Designing the onboarding experience
Good KYC onboarding software should also reduce client friction. We should ask only for information that is relevant to the customer type and service. An individual should not see entity ownership questions. A company should not be treated like a single person. A trust should have a path for trustees, settlors, beneficiaries, protectors, and controllers. A foreign entity should have a path for registry evidence and jurisdiction review.
The best workflows are progressive. They start with customer type and service context, then branch into required information. They show what is complete, what remains outstanding, and why additional evidence is needed. They also allow staff to send targeted requests rather than restarting the whole onboarding process.
From onboarding to monitoring
KYC onboarding should not end with approval. The approved record should become the baseline for ongoing monitoring.
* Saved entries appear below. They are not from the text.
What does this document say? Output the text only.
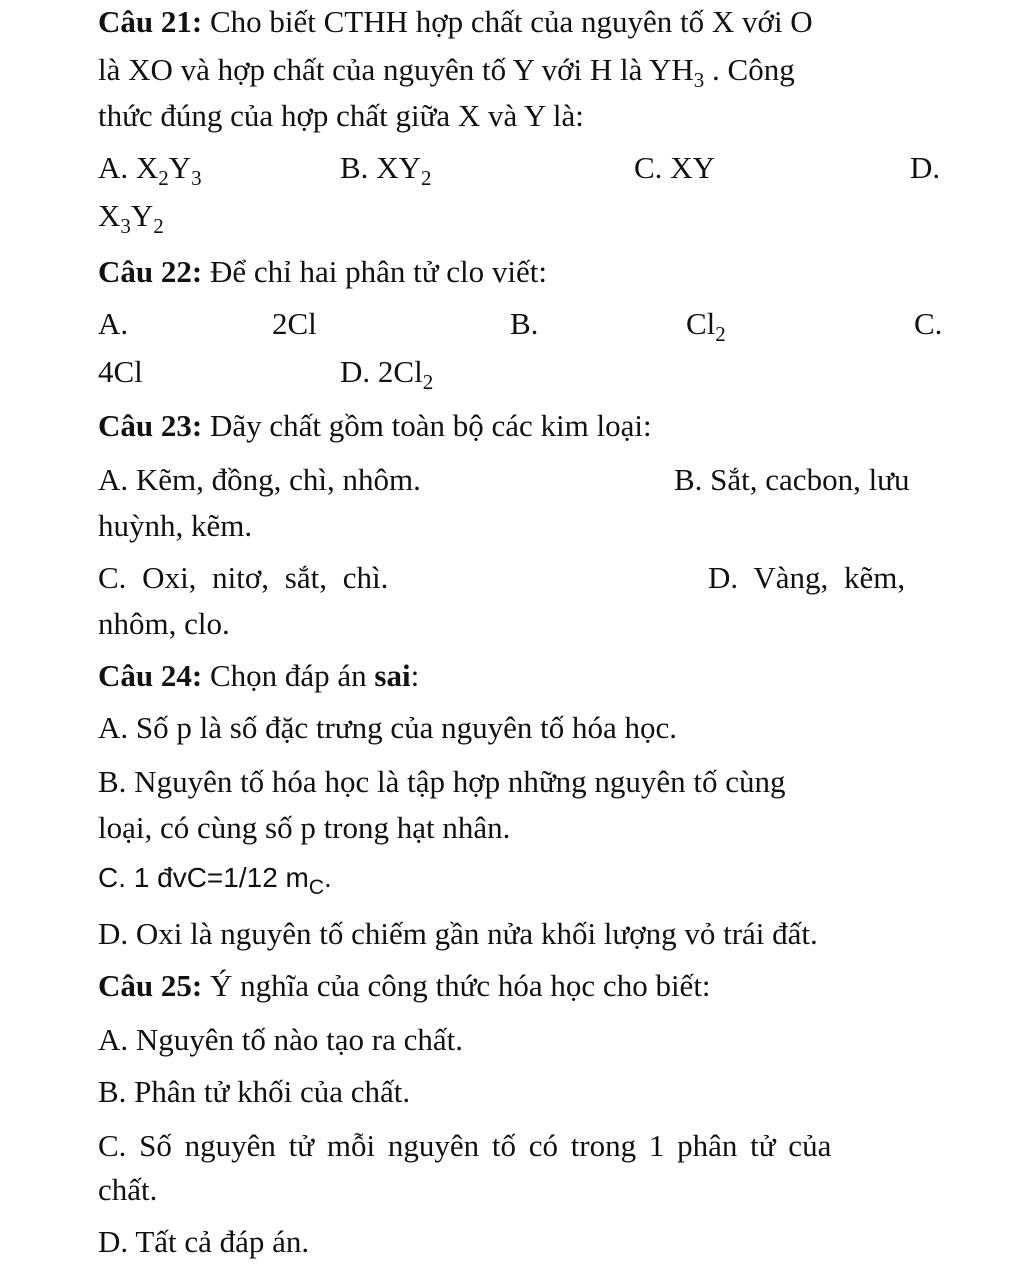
Câu 21: Cho biết CTHH hợp chất của nguyên tố X với O
là XO và hợp chất của nguyên tố Y với H là $YH_3$ . Công
thức đúng của hợp chất giữa X và Y là:
A. $X_2Y_3$	B. $XY_2$	C. XY	D.
$X_3Y_2$
Câu 22: Để chỉ hai phân tử clo viết:
A.	2Cl	B.	$Cl_2$	C.
4Cl	D. $2Cl_2$
Câu 23: Dãy chất gồm toàn bộ các kim loại:
A. Kẽm, đồng, chì, nhôm.	B. Sắt, cacbon, lưu
huỳnh, kẽm.
C. Oxi, nitơ, sắt, chì.	D. Vàng, kẽm,
nhôm, clo.
Câu 24: Chọn đáp án sai:
A. Số p là số đặc trưng của nguyên tố hóa học.
B. Nguyên tố hóa học là tập hợp những nguyên tố cùng
loại, có cùng số p trong hạt nhân.
C. 1 đvC=1/12 $m_C$.
D. Oxi là nguyên tố chiếm gần nửa khối lượng vỏ trái đất.
Câu 25: Ý nghĩa của công thức hóa học cho biết:
A. Nguyên tố nào tạo ra chất.
B. Phân tử khối của chất.
C. Số nguyên tử mỗi nguyên tố có trong 1 phân tử của
chất.
D. Tất cả đáp án.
If a director changes, ownership changes, documents expire, activity changes, or a screening result appears, the firm should refresh the relevant parts of the file instead of asking the customer to start again.
This matters because many AML failures arise after onboarding. A customer who looked low risk at intake may become higher risk because of ownership changes, new jurisdictions, new services, unusual activity, or external information. KYC onboarding software should therefore connect to perpetual KYC and monitoring workflows.
Frequently asked questions
What is KYC onboarding software?
KYC onboarding software is a digital system for collecting and reviewing customer information, identity evidence, risk factors, and approval records before a customer relationship begins.
What is the difference between KYC and KYB?
KYC focuses on individuals. KYB focuses on businesses and legal entities, including registration, directors, controllers, beneficial owners, and structure.
Can KYC be done online?
Yes. Many KYC workflows can be completed online, but regulated firms still need controls for evidence review, risk assessment, escalation, and record keeping.